20 years sought in strangling case

By SCOTT NORTH

Herald Writer

Snohomish County prosecutors plan today to seek nearly two decades in prison for a young Darrington man who attempted in April to strangle a Marysville girl in her home.

Jeffrey Todd White’s crimes are "off the end of the depravity scale" and deserve the maximum punishment allowed under state sentencing guidelines, deputy prosecutor Mark Roe said in court papers filed Wednesday.

White, 20, earlier this year pleaded guilty to one count of attempted second-degree murder and one count of first-degree burglary in connection with the attack on the girl, 14.

The girl told police she awoke to find White in her room and then was choked unconscious. The attack ended only after her brother, 17, heard thumping noises coming from her room, went to investigate and fought with the assailant.

White finally ran away after the girl’s father fired a warning shot from his handgun.

White has five felony convictions, including assault, robbery and burglary, both as an adult and a juvenile.

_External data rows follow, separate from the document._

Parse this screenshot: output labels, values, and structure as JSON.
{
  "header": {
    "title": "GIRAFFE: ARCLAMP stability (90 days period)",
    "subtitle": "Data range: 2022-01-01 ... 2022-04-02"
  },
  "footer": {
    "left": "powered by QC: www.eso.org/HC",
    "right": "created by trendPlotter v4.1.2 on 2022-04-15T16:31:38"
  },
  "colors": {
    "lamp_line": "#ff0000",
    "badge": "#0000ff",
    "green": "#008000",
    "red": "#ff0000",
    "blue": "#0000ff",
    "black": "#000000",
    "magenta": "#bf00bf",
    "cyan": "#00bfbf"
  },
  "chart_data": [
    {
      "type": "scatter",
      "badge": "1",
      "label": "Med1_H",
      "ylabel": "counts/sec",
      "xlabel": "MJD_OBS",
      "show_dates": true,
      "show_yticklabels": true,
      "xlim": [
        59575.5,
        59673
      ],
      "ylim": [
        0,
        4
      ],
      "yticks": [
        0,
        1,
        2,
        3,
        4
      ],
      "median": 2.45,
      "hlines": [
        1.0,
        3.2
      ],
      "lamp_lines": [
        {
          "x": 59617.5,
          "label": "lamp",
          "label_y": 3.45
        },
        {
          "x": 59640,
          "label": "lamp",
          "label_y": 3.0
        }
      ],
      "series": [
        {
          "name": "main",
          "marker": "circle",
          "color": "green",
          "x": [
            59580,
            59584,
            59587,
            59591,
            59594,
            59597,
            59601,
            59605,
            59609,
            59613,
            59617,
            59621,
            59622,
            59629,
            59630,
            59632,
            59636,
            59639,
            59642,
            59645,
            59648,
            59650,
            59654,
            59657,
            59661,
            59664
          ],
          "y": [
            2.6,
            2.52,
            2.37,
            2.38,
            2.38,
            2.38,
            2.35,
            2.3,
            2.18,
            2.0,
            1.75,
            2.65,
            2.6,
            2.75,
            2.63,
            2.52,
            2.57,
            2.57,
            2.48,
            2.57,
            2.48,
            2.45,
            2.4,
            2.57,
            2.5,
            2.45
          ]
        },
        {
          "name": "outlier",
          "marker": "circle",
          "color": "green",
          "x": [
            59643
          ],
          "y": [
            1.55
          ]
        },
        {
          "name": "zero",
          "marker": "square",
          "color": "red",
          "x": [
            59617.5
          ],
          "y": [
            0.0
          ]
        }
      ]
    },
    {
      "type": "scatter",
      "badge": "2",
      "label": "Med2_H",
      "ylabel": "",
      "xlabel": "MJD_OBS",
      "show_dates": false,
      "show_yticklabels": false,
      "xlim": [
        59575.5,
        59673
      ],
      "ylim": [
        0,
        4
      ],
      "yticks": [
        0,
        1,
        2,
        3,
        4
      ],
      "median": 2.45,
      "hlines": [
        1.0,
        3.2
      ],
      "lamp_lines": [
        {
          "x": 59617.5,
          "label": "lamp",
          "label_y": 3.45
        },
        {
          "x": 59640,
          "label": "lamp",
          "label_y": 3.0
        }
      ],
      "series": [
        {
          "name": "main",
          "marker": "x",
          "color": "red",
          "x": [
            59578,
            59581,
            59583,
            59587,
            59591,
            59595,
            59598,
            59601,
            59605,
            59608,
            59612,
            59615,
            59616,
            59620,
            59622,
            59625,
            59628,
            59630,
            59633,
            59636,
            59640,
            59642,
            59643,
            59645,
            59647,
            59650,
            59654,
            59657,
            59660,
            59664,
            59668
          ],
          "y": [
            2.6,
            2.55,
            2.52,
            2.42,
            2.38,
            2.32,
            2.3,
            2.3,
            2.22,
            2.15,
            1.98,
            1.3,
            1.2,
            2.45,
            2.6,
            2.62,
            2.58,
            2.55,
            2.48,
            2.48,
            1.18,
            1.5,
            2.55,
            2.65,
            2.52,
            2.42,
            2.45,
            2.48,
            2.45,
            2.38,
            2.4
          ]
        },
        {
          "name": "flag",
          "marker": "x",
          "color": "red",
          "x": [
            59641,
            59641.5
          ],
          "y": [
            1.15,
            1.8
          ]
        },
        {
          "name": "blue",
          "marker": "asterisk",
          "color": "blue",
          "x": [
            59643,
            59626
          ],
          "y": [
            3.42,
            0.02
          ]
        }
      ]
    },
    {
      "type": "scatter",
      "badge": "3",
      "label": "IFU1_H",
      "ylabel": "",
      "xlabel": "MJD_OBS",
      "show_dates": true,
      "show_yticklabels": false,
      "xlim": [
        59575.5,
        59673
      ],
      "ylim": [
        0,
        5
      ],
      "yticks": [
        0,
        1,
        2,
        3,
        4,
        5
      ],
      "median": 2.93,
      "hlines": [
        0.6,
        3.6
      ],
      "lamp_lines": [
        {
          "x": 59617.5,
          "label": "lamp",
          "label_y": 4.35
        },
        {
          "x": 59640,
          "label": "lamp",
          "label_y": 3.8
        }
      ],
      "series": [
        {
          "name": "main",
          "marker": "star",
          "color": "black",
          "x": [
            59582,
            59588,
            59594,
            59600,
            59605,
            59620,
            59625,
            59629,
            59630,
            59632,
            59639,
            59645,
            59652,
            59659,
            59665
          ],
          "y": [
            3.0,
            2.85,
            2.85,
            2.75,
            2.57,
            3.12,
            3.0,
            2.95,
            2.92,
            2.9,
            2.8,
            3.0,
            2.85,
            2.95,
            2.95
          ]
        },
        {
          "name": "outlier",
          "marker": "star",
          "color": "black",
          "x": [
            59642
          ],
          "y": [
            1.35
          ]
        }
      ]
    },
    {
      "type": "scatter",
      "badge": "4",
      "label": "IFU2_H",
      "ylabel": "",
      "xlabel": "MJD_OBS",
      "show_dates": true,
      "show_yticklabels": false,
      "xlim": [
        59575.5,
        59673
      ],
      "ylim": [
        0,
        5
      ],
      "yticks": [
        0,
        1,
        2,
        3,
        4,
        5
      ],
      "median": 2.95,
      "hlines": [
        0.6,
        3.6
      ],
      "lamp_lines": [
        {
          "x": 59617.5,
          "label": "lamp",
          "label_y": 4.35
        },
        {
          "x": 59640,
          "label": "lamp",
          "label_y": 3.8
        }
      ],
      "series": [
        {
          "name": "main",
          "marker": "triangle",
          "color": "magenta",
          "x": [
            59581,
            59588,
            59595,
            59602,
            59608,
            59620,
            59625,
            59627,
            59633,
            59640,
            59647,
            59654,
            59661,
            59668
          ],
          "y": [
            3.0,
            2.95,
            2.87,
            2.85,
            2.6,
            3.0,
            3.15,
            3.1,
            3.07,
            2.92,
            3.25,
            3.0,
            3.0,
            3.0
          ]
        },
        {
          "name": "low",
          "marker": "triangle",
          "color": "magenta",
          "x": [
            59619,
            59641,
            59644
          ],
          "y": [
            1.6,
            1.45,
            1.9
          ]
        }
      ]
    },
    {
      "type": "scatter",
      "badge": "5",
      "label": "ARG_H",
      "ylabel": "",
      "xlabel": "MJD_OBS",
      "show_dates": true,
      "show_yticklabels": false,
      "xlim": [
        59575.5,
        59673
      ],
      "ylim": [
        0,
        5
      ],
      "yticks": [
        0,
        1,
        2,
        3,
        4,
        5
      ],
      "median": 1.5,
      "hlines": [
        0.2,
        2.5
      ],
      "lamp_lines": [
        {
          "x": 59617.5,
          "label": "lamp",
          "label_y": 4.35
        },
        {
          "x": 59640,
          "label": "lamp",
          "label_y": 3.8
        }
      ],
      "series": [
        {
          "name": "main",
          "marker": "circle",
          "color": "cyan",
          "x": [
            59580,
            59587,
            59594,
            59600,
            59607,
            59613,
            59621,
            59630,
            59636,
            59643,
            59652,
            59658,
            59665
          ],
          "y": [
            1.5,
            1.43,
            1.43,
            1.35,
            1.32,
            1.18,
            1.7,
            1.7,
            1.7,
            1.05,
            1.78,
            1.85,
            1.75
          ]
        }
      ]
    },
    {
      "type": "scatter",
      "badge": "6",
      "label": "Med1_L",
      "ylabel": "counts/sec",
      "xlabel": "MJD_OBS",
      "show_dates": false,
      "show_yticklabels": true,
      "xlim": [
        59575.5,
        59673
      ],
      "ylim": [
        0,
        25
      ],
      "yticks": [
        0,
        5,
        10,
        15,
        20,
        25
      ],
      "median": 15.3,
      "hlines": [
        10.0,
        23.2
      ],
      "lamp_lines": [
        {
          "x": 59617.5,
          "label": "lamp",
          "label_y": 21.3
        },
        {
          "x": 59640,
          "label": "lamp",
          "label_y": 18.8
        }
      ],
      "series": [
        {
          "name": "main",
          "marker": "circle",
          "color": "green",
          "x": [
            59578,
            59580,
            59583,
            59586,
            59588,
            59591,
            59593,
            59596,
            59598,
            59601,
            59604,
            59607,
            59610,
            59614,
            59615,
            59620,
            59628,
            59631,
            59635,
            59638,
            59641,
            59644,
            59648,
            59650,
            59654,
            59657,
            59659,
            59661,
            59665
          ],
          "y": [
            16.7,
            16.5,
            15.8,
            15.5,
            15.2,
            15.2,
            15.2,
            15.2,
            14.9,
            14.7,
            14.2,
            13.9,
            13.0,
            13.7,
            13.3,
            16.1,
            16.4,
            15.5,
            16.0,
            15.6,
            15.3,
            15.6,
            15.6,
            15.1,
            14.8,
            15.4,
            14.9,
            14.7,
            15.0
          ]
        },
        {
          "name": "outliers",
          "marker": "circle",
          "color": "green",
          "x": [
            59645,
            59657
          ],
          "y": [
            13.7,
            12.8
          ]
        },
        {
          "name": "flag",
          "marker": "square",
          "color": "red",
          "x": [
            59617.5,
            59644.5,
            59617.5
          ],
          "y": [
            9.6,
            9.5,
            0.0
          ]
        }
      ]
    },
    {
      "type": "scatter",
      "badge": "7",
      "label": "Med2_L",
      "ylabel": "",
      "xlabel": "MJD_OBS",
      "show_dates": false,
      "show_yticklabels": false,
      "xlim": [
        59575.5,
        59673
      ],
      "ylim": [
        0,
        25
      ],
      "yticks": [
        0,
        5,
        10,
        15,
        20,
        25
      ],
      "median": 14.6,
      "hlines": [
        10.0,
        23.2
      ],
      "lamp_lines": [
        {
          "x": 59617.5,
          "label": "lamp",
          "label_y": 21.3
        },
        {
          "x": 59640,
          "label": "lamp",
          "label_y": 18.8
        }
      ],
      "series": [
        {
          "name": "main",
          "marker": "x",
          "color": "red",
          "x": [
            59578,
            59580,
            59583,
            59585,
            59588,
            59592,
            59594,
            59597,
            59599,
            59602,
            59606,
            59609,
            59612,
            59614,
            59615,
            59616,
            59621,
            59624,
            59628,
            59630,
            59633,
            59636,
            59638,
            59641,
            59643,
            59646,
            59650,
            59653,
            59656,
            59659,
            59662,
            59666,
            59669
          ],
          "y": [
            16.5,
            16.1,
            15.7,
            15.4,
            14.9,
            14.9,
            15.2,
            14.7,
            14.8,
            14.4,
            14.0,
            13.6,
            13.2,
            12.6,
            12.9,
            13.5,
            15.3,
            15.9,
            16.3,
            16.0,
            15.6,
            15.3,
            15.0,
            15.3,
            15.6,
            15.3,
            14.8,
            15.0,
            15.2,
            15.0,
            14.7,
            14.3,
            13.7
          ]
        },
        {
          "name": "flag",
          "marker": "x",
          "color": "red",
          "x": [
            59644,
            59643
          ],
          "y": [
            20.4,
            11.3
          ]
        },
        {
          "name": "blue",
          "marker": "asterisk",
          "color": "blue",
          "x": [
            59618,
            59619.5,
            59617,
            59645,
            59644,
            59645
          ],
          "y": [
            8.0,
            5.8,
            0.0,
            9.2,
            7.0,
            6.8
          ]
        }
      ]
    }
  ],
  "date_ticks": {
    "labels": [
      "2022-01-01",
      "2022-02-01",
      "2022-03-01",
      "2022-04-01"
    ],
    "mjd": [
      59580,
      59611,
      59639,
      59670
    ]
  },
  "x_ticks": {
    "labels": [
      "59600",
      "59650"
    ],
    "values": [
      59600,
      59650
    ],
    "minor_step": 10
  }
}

He invaded his victims’ home and "forever obliterated" their sense of security, Roe wrote.

"It’s bad to try to kill someone for any reason. It’s worse to try to kill someone for virtually no reason. It’s even worse than that to try to kill a child, no matter where you try it. It’s worse yet to try to kill her in her own home, bedroom and bed. It’s worse still when you broke into her house in the first place to steal, rape or God knows what else," the prosecutor added.

Under the plea, White openly admitted to burglary and choking the girl. At the same time, he entered a so-called Alford plea to the attempted murder charge, maintaining he does not believe he committed the offense but conceding he would probably have been convicted at trial. An Alford plea has the same effect as a guilty plea.

White’s public defender, Neal Friedman, earlier said his client entered the pleas in part to avoid a longer sentence of 25 years behind bars if, as was possible, a jury had found him guilty of the more serious offense of attempted first-degree murder.

He’s filed court papers questioning whether all of White’s prior convictions should be factored into his sentence.

Prosecutors maintain White’s criminal history mandates a prison term of somewhere between 13 years to a few months shy of 20 years behind bars.

Sentencing is scheduled this afternoon before Superior Court Judge Richard Thorpe.